As soon as they got off, Robert took her hand again. ‘Straight to mine or do you fancy a pint at the pub on the corner?’
There would be other people at his house and she was still unable to tolerate the smell of beer. ‘Actually, can we go for a walk in the park?’
He’d looked surprised but shrugged. ‘Okay.’
There was no easy way to say the words that might change his life forever. No way to soften their impact. ‘I’m pregnant.’
He stopped dead still and paled in front of her eyes. ‘Pregnant?’
She nodded, then pointed at a bench a few steps away. ‘Shall we sit down?’
He dropped heavily onto the seat of the bench and she perched beside him, waited for him to speak first. ‘Are you absolutely sure?’
She nodded. ‘I’ve done two tests.’
Lucy had waited in her room for her while she took both tests at once into the bathroom and did what she needed to do. Then they’d sat and watched them until the traitorous second line appeared.
A little colour came back into Robert’s cheeks. He reached out and placed his hands over hers, which had been nervously shredding a tissue. ‘How are you feeling about it? What do you want to do?’
That was the million-dollar question. ‘I don’t know. I keep going back and forth. Lucy thinks…’
She trailed off at the expression on his face. ‘This is probably a situation where we can live without Lucy’s opinion. What do you want to do? I’ll support whatever you want.’
He still wasn’t giving an opinion. ‘Really? I mean, if I have a baby, what’s that going to look like? For us?’
She’d tossed and turned all night thinking about it, careening from idealised set-ups with the two of them pushing a pram to nightmares of her alone with a screaming baby.
His eyes shone with an honesty that she desperately wanted to trust. ‘We would be together. We’d make it work.’
But she wasn’t sure that he’d actually thought this through. ‘We’re barely twenty, Robert. We were children ourselves not long ago.’
He shifted in his seat to face her. ‘I know. But I also know that I love you and – for me at least – this was always on the cards at some point.’
She was amazed. ‘You’d thought about that?’
He laughed. That deep rich laugh she loved so much. ‘Of course. I’ve considered how I would propose to you, where we might live, how many kids we’d have. Haven’t you?’
She smiled for the first time since she’d taken that test. ‘Yes. I have, too. I’ve even imagined what kind of wedding we might have.’
His smile broadened. ‘Yeah, that part I’m happy to leave to you. Unless you want to run away and get married on a beach somewhere. Then I’ll have very positive thoughts.’
Though they’d talked about their ideal lives during lazy weekend mornings in bed, they’d never talked so openly about their joint future before. It was exciting. ‘What about all our other plans. Careers? Travel?’
‘We can still have careers.

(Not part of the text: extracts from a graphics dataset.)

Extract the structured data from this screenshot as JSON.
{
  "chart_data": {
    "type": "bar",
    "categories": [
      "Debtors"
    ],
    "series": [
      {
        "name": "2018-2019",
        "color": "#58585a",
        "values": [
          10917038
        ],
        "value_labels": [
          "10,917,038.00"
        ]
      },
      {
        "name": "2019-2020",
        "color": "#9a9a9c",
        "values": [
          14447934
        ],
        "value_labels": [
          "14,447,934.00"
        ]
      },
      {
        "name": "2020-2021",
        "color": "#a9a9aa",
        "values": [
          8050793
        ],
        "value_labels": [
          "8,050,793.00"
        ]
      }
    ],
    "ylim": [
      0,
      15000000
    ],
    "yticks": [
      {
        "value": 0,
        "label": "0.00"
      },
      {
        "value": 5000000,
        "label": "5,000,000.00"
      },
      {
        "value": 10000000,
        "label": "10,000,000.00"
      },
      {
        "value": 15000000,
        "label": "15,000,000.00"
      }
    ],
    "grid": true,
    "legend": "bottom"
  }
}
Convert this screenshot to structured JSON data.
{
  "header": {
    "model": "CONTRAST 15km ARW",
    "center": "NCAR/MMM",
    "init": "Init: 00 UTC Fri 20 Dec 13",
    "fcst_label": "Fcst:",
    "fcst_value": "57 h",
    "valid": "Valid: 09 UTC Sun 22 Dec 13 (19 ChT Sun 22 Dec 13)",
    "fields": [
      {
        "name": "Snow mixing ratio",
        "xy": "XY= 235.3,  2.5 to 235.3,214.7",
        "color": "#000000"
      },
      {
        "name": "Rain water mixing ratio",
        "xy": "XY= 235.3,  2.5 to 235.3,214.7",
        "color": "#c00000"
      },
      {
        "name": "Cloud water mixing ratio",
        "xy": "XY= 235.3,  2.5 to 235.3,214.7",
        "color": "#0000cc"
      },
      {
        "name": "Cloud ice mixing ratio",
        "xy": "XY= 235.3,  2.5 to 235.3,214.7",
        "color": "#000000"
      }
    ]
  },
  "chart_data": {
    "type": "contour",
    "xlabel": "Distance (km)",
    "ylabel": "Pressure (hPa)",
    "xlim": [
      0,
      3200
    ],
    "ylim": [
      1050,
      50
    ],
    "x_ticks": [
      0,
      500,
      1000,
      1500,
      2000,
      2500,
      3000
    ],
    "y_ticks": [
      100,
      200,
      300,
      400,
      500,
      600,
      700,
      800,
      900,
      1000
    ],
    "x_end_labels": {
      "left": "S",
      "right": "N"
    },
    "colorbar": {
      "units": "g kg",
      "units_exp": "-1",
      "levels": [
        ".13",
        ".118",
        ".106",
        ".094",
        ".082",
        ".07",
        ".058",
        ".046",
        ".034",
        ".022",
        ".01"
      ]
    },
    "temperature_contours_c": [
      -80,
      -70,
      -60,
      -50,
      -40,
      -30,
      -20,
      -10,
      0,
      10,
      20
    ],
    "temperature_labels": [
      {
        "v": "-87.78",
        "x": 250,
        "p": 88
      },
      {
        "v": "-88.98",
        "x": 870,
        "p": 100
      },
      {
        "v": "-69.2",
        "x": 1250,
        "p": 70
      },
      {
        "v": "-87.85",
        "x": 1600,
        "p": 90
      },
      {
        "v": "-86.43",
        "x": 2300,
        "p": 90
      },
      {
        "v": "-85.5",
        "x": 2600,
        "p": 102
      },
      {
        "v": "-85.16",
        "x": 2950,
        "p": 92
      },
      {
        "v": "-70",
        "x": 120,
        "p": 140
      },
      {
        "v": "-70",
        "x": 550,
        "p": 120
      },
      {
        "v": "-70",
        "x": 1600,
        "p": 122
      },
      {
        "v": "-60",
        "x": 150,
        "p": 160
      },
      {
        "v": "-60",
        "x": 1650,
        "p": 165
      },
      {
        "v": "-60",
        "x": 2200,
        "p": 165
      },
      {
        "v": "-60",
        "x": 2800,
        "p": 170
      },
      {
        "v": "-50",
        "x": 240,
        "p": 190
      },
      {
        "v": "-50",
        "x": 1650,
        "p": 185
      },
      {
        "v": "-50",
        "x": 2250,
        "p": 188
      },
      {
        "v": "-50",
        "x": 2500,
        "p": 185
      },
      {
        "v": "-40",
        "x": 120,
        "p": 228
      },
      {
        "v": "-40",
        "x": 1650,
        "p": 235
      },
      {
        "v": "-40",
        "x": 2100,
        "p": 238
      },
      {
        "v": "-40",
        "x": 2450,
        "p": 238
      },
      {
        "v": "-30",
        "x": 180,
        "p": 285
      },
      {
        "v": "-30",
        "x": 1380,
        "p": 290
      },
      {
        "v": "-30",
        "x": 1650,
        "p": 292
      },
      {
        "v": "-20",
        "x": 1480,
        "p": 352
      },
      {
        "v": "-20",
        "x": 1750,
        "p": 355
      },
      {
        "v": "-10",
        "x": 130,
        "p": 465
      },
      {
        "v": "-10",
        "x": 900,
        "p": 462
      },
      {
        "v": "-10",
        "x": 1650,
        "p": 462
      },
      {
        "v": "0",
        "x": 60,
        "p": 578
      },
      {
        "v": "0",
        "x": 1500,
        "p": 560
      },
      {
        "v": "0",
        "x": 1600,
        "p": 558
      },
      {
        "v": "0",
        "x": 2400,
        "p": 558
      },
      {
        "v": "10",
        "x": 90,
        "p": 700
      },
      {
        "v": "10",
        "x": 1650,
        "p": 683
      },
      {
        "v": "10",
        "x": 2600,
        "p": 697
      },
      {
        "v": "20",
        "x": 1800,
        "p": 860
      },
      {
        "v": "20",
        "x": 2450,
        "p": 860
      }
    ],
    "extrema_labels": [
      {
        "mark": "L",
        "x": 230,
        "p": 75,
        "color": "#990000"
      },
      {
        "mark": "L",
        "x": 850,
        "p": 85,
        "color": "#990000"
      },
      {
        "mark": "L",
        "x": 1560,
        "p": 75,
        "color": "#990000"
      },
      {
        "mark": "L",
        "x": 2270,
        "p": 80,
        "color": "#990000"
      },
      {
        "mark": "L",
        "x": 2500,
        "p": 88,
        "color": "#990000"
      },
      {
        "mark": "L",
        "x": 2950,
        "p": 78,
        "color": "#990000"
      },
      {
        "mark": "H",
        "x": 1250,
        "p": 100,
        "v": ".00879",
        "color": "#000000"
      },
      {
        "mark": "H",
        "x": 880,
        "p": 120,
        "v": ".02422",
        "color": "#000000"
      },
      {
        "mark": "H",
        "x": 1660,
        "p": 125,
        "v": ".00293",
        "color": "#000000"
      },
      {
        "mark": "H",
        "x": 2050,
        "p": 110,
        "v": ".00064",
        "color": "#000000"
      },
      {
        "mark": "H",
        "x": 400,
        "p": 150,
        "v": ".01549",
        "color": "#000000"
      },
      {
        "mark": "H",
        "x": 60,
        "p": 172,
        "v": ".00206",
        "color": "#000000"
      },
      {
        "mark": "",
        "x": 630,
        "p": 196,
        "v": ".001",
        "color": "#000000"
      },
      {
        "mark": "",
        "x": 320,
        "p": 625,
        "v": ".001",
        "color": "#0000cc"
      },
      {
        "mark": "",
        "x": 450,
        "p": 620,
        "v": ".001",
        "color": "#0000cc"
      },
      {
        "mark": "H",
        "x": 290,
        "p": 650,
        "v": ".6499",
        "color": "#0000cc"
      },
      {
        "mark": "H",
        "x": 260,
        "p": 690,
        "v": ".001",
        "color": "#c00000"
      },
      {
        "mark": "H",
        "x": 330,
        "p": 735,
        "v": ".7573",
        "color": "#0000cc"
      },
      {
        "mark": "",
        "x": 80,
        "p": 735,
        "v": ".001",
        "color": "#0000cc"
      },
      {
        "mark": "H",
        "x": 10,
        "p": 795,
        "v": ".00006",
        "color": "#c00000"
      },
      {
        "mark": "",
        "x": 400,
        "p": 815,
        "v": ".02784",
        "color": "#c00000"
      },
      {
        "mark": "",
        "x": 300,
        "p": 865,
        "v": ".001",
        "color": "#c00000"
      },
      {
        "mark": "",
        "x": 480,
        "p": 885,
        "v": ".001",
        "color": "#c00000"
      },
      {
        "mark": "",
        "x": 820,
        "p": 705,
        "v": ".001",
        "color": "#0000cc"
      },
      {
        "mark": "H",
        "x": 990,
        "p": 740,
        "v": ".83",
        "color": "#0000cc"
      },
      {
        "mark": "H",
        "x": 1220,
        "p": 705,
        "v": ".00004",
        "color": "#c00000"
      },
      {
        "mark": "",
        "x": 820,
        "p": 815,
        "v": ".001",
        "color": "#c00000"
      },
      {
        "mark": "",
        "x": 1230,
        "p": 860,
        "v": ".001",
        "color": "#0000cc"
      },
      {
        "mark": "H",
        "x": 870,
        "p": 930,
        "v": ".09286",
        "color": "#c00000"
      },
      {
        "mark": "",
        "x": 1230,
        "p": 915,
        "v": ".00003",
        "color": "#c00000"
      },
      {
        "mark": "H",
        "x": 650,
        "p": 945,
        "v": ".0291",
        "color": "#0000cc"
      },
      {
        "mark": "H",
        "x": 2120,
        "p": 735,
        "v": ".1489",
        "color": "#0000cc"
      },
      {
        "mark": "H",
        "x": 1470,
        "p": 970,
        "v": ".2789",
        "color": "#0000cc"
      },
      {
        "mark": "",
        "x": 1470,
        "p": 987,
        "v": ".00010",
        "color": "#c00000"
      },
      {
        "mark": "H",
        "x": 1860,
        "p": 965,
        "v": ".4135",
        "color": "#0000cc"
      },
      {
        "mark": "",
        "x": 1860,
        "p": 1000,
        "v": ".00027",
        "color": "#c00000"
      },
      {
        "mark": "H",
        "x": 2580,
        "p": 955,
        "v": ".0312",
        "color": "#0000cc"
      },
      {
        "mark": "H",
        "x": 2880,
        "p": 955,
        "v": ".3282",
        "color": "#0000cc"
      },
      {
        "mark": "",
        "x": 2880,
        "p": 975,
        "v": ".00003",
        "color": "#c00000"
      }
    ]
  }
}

I already have a job lined up so money will be okay. With regards to travel, I covered a lot of countries during my gap year, so that one would be more of a sacrifice for you than me. Although we could also just strap the baby to our backs and take it with us.’
The baby. She hadn’t dared to think about the actual baby that was growing inside of her. ‘Do you really think we can do this? What about our parents?’
Her own mum and dad had sacrificed so much for her to be able to come to university. They’d been so proud of her. Would this ruin all their hopes and dreams?
But Robert had an answer for that, too. ‘They’re all going to be shocked, possibly disappointed.
But then they will be grandparents and they’ll love it.
Just like we will. And we can show them that it won’t change anything.
It’s just a bit quicker than we might have planned.
We’ll show everyone it can be done.’ He nudged her. ‘Even Lucy.’
Tears filled her eyes as she looked up into his. ‘So, we’re doing this? We’re having a baby.’
He leaned in and punctuated every word with a kiss. ‘We. Are. Having. A. Baby.’
She giggled beneath his lips. They were having a baby.